March 09, 2006

Solutions to Iraq - Or, how many people are really going to die?

Some comments at Wretchard's good analysis of chaos vs order in Iraq, solutions to the premier 21st century problem.

ipw533 said...

" What Napoleon failed to realize in his 1812 campaign against Russia was that the Tsarist state was so primitive that the destruction of its army simply did not mean the corresponding demise of its state. Like the proverbial dinosaur of pulp fiction, Russia had no central nervous system to destroy and lumbered on, like the bullet-riddled monster of horror stories, impervious to the Grand Armee. What Russia had on its side was chaos as epitomized by its savage winters."

Sorry, but I must take issue with the above passage--it completely mischaracterizes the Russian response to the 1812 invasion.

The Romanov government was hardly primitive and was quite vulnerable--just not to Napoleon's soldiers. Aleksandr I realized the folly of entering into the Peace of Tilsit when its terms cut Russia off from one of its primary trading partners--Great Britain--and when Napoleon resurrected an old Polish enemy in the form of the Grand Duchy of Warsaw. The economic and political fallout from this caused the Russians to withdraw from the Continental system and provoked Napoleon's invasion.

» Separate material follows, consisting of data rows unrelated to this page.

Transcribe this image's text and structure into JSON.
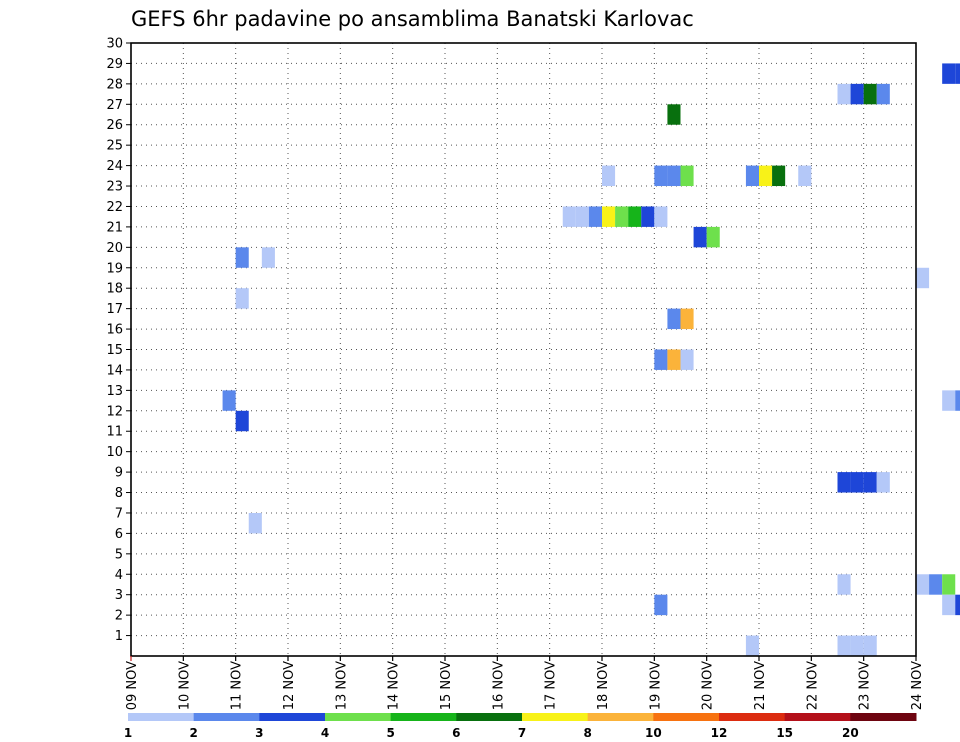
{
  "chart_data": {
    "type": "heatmap",
    "title": "GEFS 6hr padavine po ansamblima Banatski Karlovac",
    "xlabel": "",
    "ylabel": "",
    "x_range_days": [
      0,
      15
    ],
    "x_step": 0.25,
    "y_range": [
      0,
      30
    ],
    "x_tick_labels": [
      "09 NOV",
      "10 NOV",
      "11 NOV",
      "12 NOV",
      "13 NOV",
      "14 NOV",
      "15 NOV",
      "16 NOV",
      "17 NOV",
      "18 NOV",
      "19 NOV",
      "20 NOV",
      "21 NOV",
      "22 NOV",
      "23 NOV",
      "24 NOV"
    ],
    "y_tick_labels": [
      "1",
      "2",
      "3",
      "4",
      "5",
      "6",
      "7",
      "8",
      "9",
      "10",
      "11",
      "12",
      "13",
      "14",
      "15",
      "16",
      "17",
      "18",
      "19",
      "20",
      "21",
      "22",
      "23",
      "24",
      "25",
      "26",
      "27",
      "28",
      "29",
      "30"
    ],
    "grid": true,
    "colorbar": {
      "colors": [
        "#b4c8f8",
        "#5b88ec",
        "#1e46d8",
        "#6ee04c",
        "#16b41a",
        "#08700e",
        "#f8f218",
        "#fbb33a",
        "#f77210",
        "#dc2c10",
        "#b4101a",
        "#6e0410"
      ],
      "labels": [
        "1",
        "2",
        "3",
        "4",
        "5",
        "6",
        "7",
        "8",
        "10",
        "12",
        "15",
        "20"
      ]
    },
    "cells_format": "[x_start_day, member, value_mm]",
    "cells": [
      [
        15.5,
        29,
        3
      ],
      [
        15.75,
        29,
        3
      ],
      [
        16.0,
        29,
        1
      ],
      [
        13.5,
        28,
        1
      ],
      [
        13.75,
        28,
        3
      ],
      [
        14.0,
        28,
        6
      ],
      [
        14.25,
        28,
        2
      ],
      [
        10.25,
        27,
        6
      ],
      [
        9.0,
        24,
        1
      ],
      [
        10.0,
        24,
        2
      ],
      [
        10.25,
        24,
        2
      ],
      [
        10.5,
        24,
        4
      ],
      [
        11.75,
        24,
        2
      ],
      [
        12.0,
        24,
        7
      ],
      [
        12.25,
        24,
        6
      ],
      [
        12.75,
        24,
        1
      ],
      [
        8.25,
        22,
        1
      ],
      [
        8.5,
        22,
        1
      ],
      [
        8.75,
        22,
        2
      ],
      [
        9.0,
        22,
        7
      ],
      [
        9.25,
        22,
        4
      ],
      [
        9.5,
        22,
        5
      ],
      [
        9.75,
        22,
        3
      ],
      [
        10.0,
        22,
        1
      ],
      [
        10.75,
        21,
        3
      ],
      [
        11.0,
        21,
        4
      ],
      [
        2.0,
        20,
        2
      ],
      [
        2.5,
        20,
        1
      ],
      [
        15.0,
        19,
        1
      ],
      [
        2.0,
        18,
        1
      ],
      [
        10.25,
        17,
        2
      ],
      [
        10.5,
        17,
        8
      ],
      [
        10.0,
        15,
        2
      ],
      [
        10.25,
        15,
        8
      ],
      [
        10.5,
        15,
        1
      ],
      [
        1.75,
        13,
        2
      ],
      [
        15.5,
        13,
        1
      ],
      [
        15.75,
        13,
        2
      ],
      [
        2.0,
        12,
        3
      ],
      [
        13.5,
        9,
        3
      ],
      [
        13.75,
        9,
        3
      ],
      [
        14.0,
        9,
        3
      ],
      [
        14.25,
        9,
        1
      ],
      [
        2.25,
        7,
        1
      ],
      [
        13.5,
        4,
        1
      ],
      [
        15.0,
        4,
        1
      ],
      [
        15.25,
        4,
        2
      ],
      [
        15.5,
        4,
        4
      ],
      [
        10.0,
        3,
        2
      ],
      [
        15.5,
        3,
        1
      ],
      [
        15.75,
        3,
        3
      ],
      [
        11.75,
        1,
        1
      ],
      [
        13.5,
        1,
        1
      ],
      [
        13.75,
        1,
        1
      ],
      [
        14.0,
        1,
        1
      ]
    ]
  }
}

The initial deployment of the Russian armies facing Napoleon was as unfortunate for them as the Red Army's later deployment on the eve of Operation Barbarossa--fortunately for Aleksandr, the [i]Grand Armee[/i] couldn't move as quickly as the Wehrmacht.

The Russian retreat and "scorched earth" tactics quite cleverly took advantage of Russia's spatial dimensions and wore the French and their allies down psychologically and logistically, but at some point for political reasons battle had to be given--thus the relatively minor but punishing encounter at Smolensk and the subsequent major battle at Borodino.

Borodino is generally seen as a victory for Napoleon as the Russians quit the battlefield and subsequently abandoned Moscow to the French, but the loss of Moscow meant different things to Napoleon and Aleksandr. To Napoleon it meant that he had defeated an army in the field and captured a capitol and now Aleksandr had to sue for terms. Aleksandr understood that the army had been defeated but not destroyed, that St. Petersburg rather than Moscow was was Russia's real capitol and that any negotiation with Napoleon would result in a possible palace coup by more hard-line Romanovs. Reinforcements were coming, and so was winter--he merely had to wait.

As much as Napoleon's troops, retreating in winter after a conveniently mysterious fire destroyed the largely wooden city of Moscow, suffered from the brutal cold they suffered more from Kutuzov's "Golden Bridge" strategy. The Russians forced the French to retreat over the same ground they had stripped bare the previous summer; any attempt to move through territory where the French soldiers could forage was met with vicious attacks. Thus the French were subjected to starvation as well as cold, disease (always a treat to armies of that time) and Russian military depredations.

At no time did the Russians just simply "lumber on"--they used their advantages and chose their battles. Aleksandr I understood that his personal fate hung in the balance as well as Russia's and made his decisions accordingly--right up to his appointment of Marshal Kutuzov, a man he personally loathed.

And the Russian army was hardly impervious to the [i]Grand Armee[/i]; had Barclay de Tolly not pulled it back to fight at Borodino and thus salvage its honor and capabilities Aleksandr would have stood helpless before Napoleon and his own court....
5:31 PM
Buddy Larsen said...

The next eastward-invading western dictator will have two almost identical disasters to study, only 130 years apart.
6:09 PM
wretchard said...

ipw533,

The loss at Borodino and the capital at Moscow would have been enough to put paid to a Western European state. But it did not destroy the Czarist state because it was, as Bobbitt argues, a kingly state (le etat c'est moi) rather than a more modern bureaucratic state in the mold of Napoleon's earlier enemies. So long as the Czar lived and his authority was respected, Napoleon would have no victory.

Napoleon's tattered and starved army remained able to elude the lumbering Russian pursuit and in fact crossed the Berzina river against a defended opposite bank while fighting a rearguard action behind it, which was a feat of arms worthy of the Anabasis. There were later Russian inquiries as to how Napoleon, outnumbered, caught behind and before was still able to elude the Russians on their soil. Whatever else Napoleon was, he was a genius and leader of men.

One of the lesser known aspects of Napoleon's retreat is that the Russians starved and froze in vast numbers as well. Old man winter and hunger respected no uniform.

After the campaign Napoleon's defeat was depicted as something of national miracle, which in a way it was.